The event is structured around five areas:
1. BIG IDEAS at the nexus of culture, technology and business: What are the emerging opportunities and challenges for arts and business leaders alike? How can new revenue streams be created for financing cultural excellence alongside public funding?
2. FINANCE & BUSINESS MODELS – How do we finance and execute Big Ideas within the realities of financial limitations, organisational structures and disparate attitudes? What collaborations, structures and resources will enable us to turn ideas into reality?
3. GROWING THE MARKET – What creative new approaches to customer engagement strategies are on the horizon?
4. CULTURAL CONSUMPTION – In online, offline and the space between, what emerging distribution channels can we utilise to satisfy multi-channel consumers?
5. FUTUROLOGY: WHAT’S NEXT? – With briefings from leading trend analysts, what does the near future hold for virtual access, policy and commercial income generation?
REMIX, London has been created by the cultural entrepreneurs behind CultureLabel.com – Peter Tullin and Simon Cronshaw with help from Florian Wupperfeld. CultureLabel.com is an online marketplace for art, accessories, homeware and gifts, made up of over 600 leading global culture institutions such as the Tate, British Museum, Château de Versailles, Warhol Estate, New Museum NYC, Saatchi Gallery and the V&A.

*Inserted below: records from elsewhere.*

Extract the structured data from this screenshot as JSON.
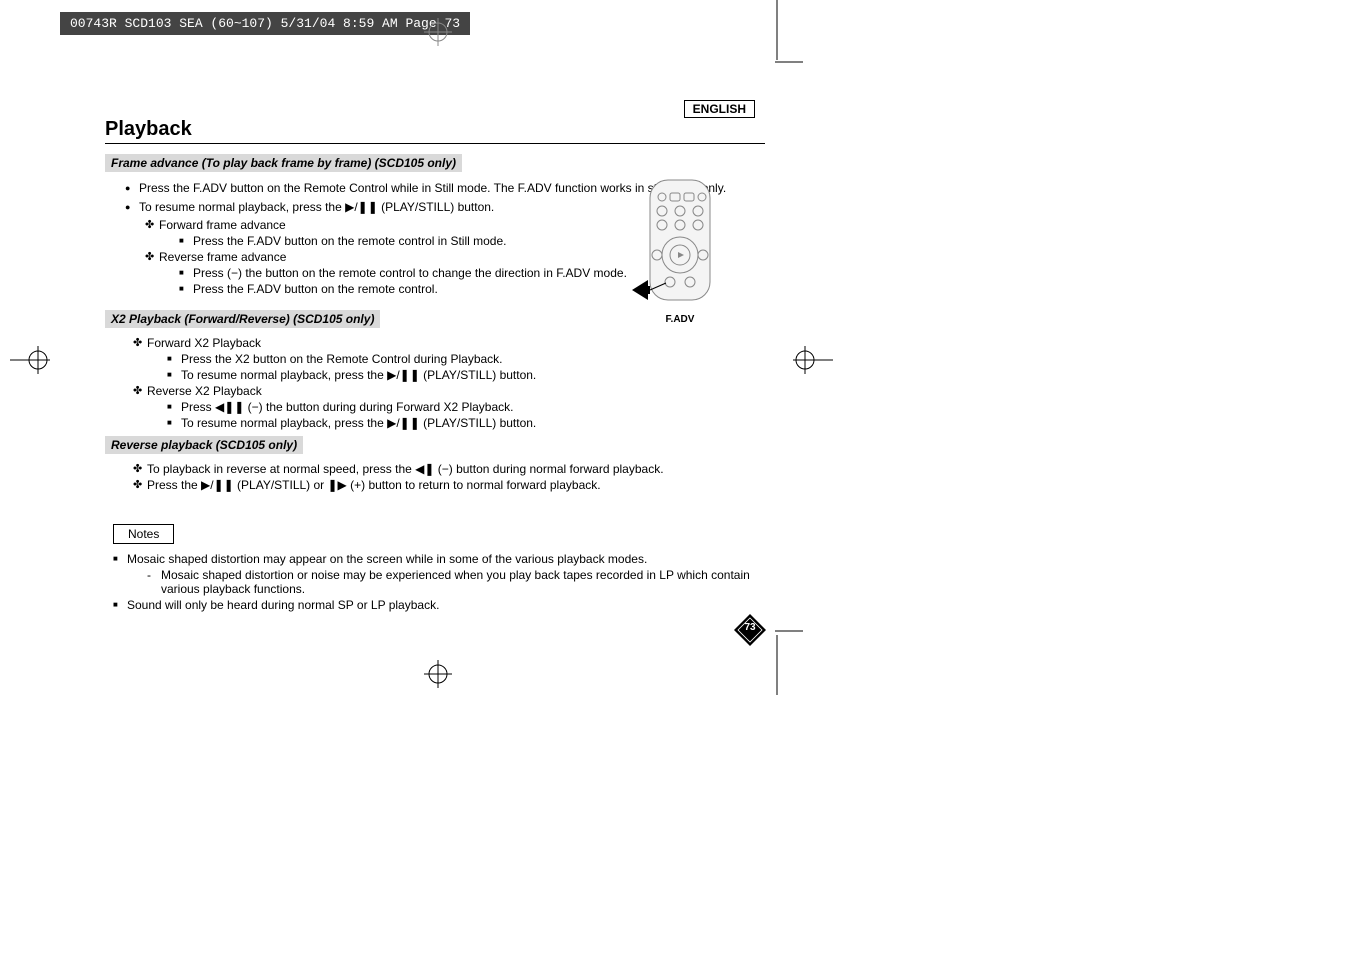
{
  "header": {
    "imprint": "00743R SCD103 SEA (60~107)  5/31/04 8:59 AM  Page 73"
  },
  "language": "ENGLISH",
  "title": "Playback",
  "sections": {
    "frame_advance": {
      "heading": "Frame advance (To play back frame by frame) (SCD105 only)",
      "items": [
        "Press the F.ADV button on the Remote Control while in Still mode. The F.ADV function works in still mode only.",
        "To resume normal playback, press the ▶/❚❚ (PLAY/STILL) button."
      ],
      "sub": {
        "forward": {
          "label": "Forward frame advance",
          "steps": [
            "Press the F.ADV button on the remote control in Still mode."
          ]
        },
        "reverse": {
          "label": "Reverse frame advance",
          "steps": [
            "Press       (−) the button on the remote control to change the direction in F.ADV mode.",
            "Press the F.ADV button on the remote control."
          ]
        }
      }
    },
    "x2": {
      "heading": "X2 Playback (Forward/Reverse) (SCD105 only)",
      "forward": {
        "label": "Forward X2 Playback",
        "steps": [
          "Press the X2 button on the Remote Control during Playback.",
          "To resume normal playback, press the ▶/❚❚ (PLAY/STILL) button."
        ]
      },
      "reverse": {
        "label": "Reverse X2 Playback",
        "steps": [
          "Press ◀❚❚ (−) the button during during Forward X2 Playback.",
          "To resume normal playback, press the ▶/❚❚ (PLAY/STILL) button."
        ]
      }
    },
    "reverse_playback": {
      "heading": "Reverse playback (SCD105 only)",
      "items": [
        "To playback in reverse at normal speed, press the ◀❚ (−) button during normal forward playback.",
        "Press the ▶/❚❚ (PLAY/STILL) or ❚▶ (+) button to return to normal forward playback."
      ]
    }
  },
  "notes": {
    "label": "Notes",
    "items": [
      {
        "text": "Mosaic shaped distortion may appear on the screen while in some of the various playback modes.",
        "sub": "Mosaic shaped distortion or noise may be experienced when you play back tapes recorded in LP which contain various playback functions."
      },
      {
        "text": "Sound will only be heard during normal SP or LP playback."
      }
    ]
  },
  "remote_label": "F.ADV",
  "page_number": "73"
}
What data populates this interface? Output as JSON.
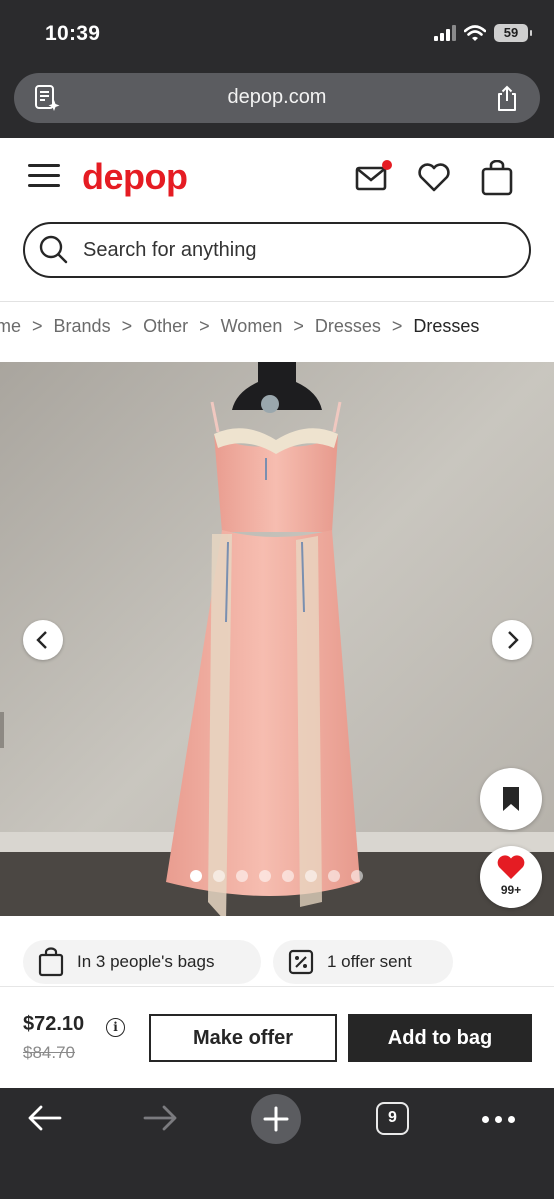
{
  "status": {
    "time": "10:39",
    "battery": "59"
  },
  "browser": {
    "url": "depop.com",
    "tab_count": "9"
  },
  "header": {
    "logo": "depop"
  },
  "search": {
    "placeholder": "Search for anything"
  },
  "breadcrumb": [
    "ome",
    "Brands",
    "Other",
    "Women",
    "Dresses",
    "Dresses"
  ],
  "gallery": {
    "dot_count": 8,
    "active_dot": 0
  },
  "likes": {
    "count": "99+"
  },
  "pills": {
    "bags": "In 3 people's bags",
    "offers": "1 offer sent"
  },
  "purchase": {
    "price": "$72.10",
    "original_price": "$84.70",
    "make_offer": "Make offer",
    "add_to_bag": "Add to bag"
  },
  "colors": {
    "brand": "#e51c23",
    "dark": "#262626",
    "dress": "#f2b3a6"
  }
}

Peter and Simon are also authors of Intelligent Naivety, a handbook for would-be cultural entrepreneurs who actively create new commercial opportunities with a range of cultural organisations. You can download Intelligent Naivety as an eBook here free of charge. Previous CultureLabel events included MobileCulture which featured speakers from Wired, O2, Vodafone, Penguin, Nokia, British Library, SKY and National Gallery.